Health

Migraine symptoms may worsen with menopause, new study finds

Credit: Adobe Stock
Credit: Adobe Stock

Contrary to long-standing belief, migraines do not necessarily subside after menopause. In many cases, symptoms may intensify and become harder to treat, according to a new research review by Polish neurologist Dr. Marta Waliszewska-Prosół from the Medical University of Wrocław.

“Many years ago, it was assumed that migraines were ‘just your nature’ and might go away after giving birth or menopause. This is a myth that still affects many women,” Waliszewska-Prosół told the Polish Press Agency (PAP).

“Such claims mean women are not taken seriously; they are being sent from specialist to specialist, brushed off with painkillers, and labelled hysterical. Such patients come to me and say, ‘It was supposed to be better, but it gets worse’,” she added.

The review analyzed data from numerous epidemiological, observational, and experimental studies. The findings showthat perimenopausal migraine is a serious and largely underestimated medical issue, and that women in this age group are significantly underrepresented in migraine research. “This topic is completely underdeveloped scientifically, and women in this group are among the most neglected populations of migraine patients,” said Waliszewska-Prosół.

“There are no clear diagnostic or therapeutic recommendations for perimenopausal migraine sufferers, and many questions, such as those regarding the use of hormone replacement therapy or contraception, remain unanswered.”

She adds that the lack of comprehensive studies means existing data is largely fragmentary. “We still have only fragmentary data, from studies on very small groups of patients. There are also animal studies, but this is not enough.”

Migraine affects more than a billion people worldwide, with women suffering three times more often than men — a disparity linked to hormonal differences. Estrogen plays a major role in the development and course of migraine, especially during perimenopause, when hormonal fluctuations become unpredictable.

“At this time, many women experience an exacerbation of symptoms. Attacks become more frequent, longer, and more resistant to treatment. They are often accompanied by other symptoms, such as insomnia, hot flashes, or anxiety,” she said.

Waliszewska-Prosół notes that the lack of diagnostic clarity can result in misdiagnoses and inadequate treatment. The role of hormone replacement therapy (HRT) in migraine management remains controversial due to contradictory findings and concerns over cardiovascular risks — particularly for women with migraine with aura.

“For example, in women with migraines without aura, HRT may improve symptoms, but in those with migraines with aura, it may increase the risk of cardiovascular complications.

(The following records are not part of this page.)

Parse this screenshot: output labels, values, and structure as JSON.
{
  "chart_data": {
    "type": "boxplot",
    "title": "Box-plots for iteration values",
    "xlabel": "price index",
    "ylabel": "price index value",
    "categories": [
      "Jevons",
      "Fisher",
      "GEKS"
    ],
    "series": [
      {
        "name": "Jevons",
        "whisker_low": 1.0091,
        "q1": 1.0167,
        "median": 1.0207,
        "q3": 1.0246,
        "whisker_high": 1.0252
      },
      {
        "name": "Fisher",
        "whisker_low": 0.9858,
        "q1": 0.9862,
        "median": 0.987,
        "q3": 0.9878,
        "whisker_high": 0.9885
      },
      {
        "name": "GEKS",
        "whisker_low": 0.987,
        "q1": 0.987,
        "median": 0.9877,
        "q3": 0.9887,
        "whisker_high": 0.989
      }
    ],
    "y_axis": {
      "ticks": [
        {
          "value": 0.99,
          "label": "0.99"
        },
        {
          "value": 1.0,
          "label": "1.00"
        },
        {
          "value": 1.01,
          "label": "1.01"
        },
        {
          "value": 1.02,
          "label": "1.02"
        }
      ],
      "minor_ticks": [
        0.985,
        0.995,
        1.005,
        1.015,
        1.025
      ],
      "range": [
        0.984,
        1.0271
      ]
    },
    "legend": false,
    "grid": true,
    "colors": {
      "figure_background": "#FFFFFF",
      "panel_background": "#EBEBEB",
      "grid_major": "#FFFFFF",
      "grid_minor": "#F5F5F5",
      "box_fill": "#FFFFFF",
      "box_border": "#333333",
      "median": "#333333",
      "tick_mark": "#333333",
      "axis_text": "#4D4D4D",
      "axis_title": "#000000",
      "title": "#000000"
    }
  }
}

Therefore, each case must be approached individually and separate treatment guidelines developed for each group,” she explained.

Another major issue is limited access to modern migraine therapies, such as monoclonal antibodies targeting CGRP (calcitonin gene-related peptide), a protein involved in migraine pathophysiology. While these therapies have shown effectiveness, their high cost and lack of reimbursement restrict patient access.

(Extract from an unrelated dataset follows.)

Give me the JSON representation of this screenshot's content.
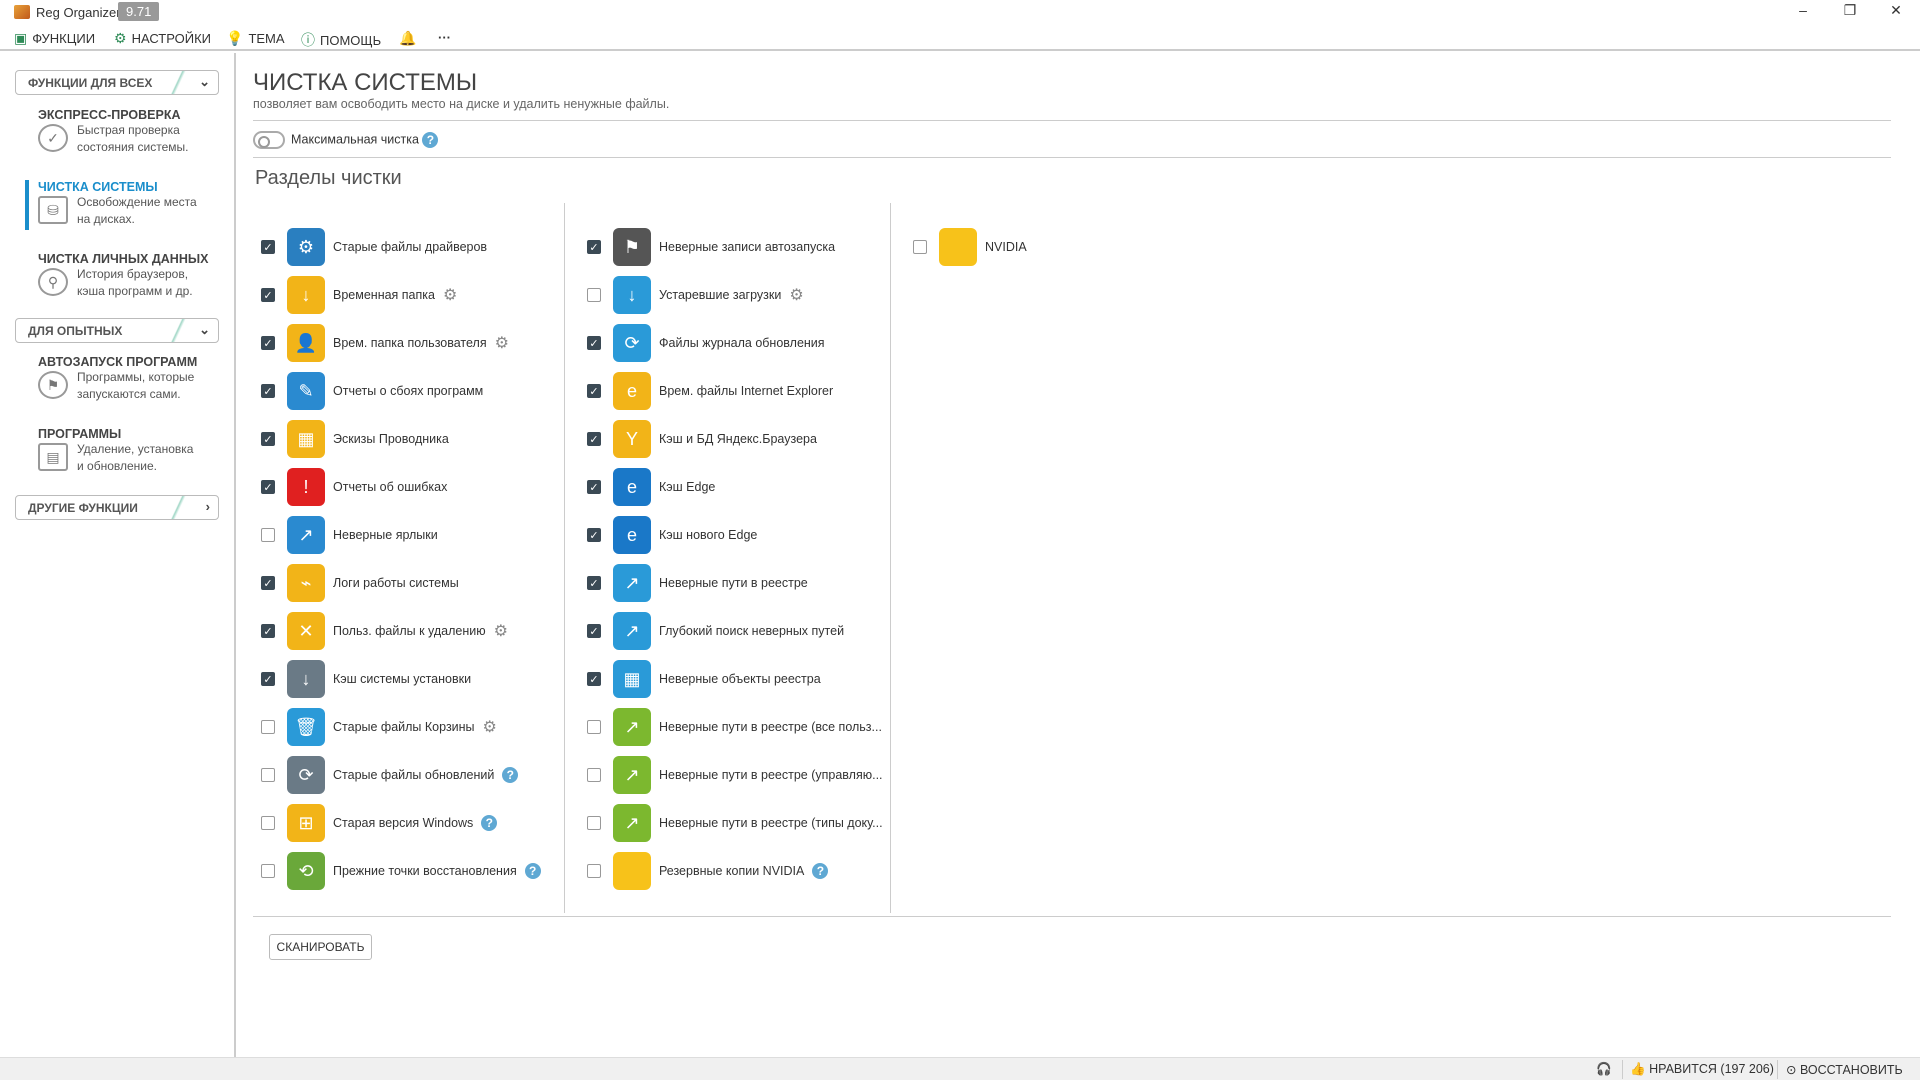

There is a small subset of patients whose migraines improve or disappear after menopause — particularly those who experienced migraines exclusively during menstruation. “When periods stop, the trigger that triggers attacks naturally disappears,” Waliszewska-Prosół said. “In other cases, the situation is the opposite: symptoms get worse, become chronic, and medications stop working.”

She also points to the social and biological stressors that complicate migraine diagnosis and management in midlife. “Stress related to things like job loss, new social roles, and emerging comorbidities — such as hypertension or cancer — can influence the course of the disease. Very often, they mask the problem of migraine, which naturally worsens under the influence of these factors.”

“Patients cycle between specialists — from cardiologist to gynaecologist and back — and no one makes the right therapeutic decisions. In many cases, triptans are no longer available to them because contraindications include hypertension and being over 65 years of age,” she added.

Waliszewska-Prosół said she believes in a holistic approach that includes self-monitoring, psychological support, awareness from primary care physicians, and individualized treatment strategies. But she warned that migraine remains a stigmatized and underestimated neurological disease, despite its serious medical and societal consequences.

“It can also alter brain function. The longer it is left untreated, the less controllable it becomes and the more difficult it becomes to treat,” she said.

In Poland, the situation is particularly severe. A study conducted by Waliszewska-Prosół on 3,500 Polish patients showed one of the highest migraine burdens in Europe.

“We have waited the longest for reimbursement of medications. Patients' quality of life is very poor. High levels of presenteeism — going to work despite being ill — generate enormous costs,” she said.

“It is high time to bring migraine out of the underground,” Waliszewska-Prosół concluded. “Although it is not a rare disease, it still remains invisible too often. And that is precisely why it requires greater attention, better funding, and — above all — understanding.”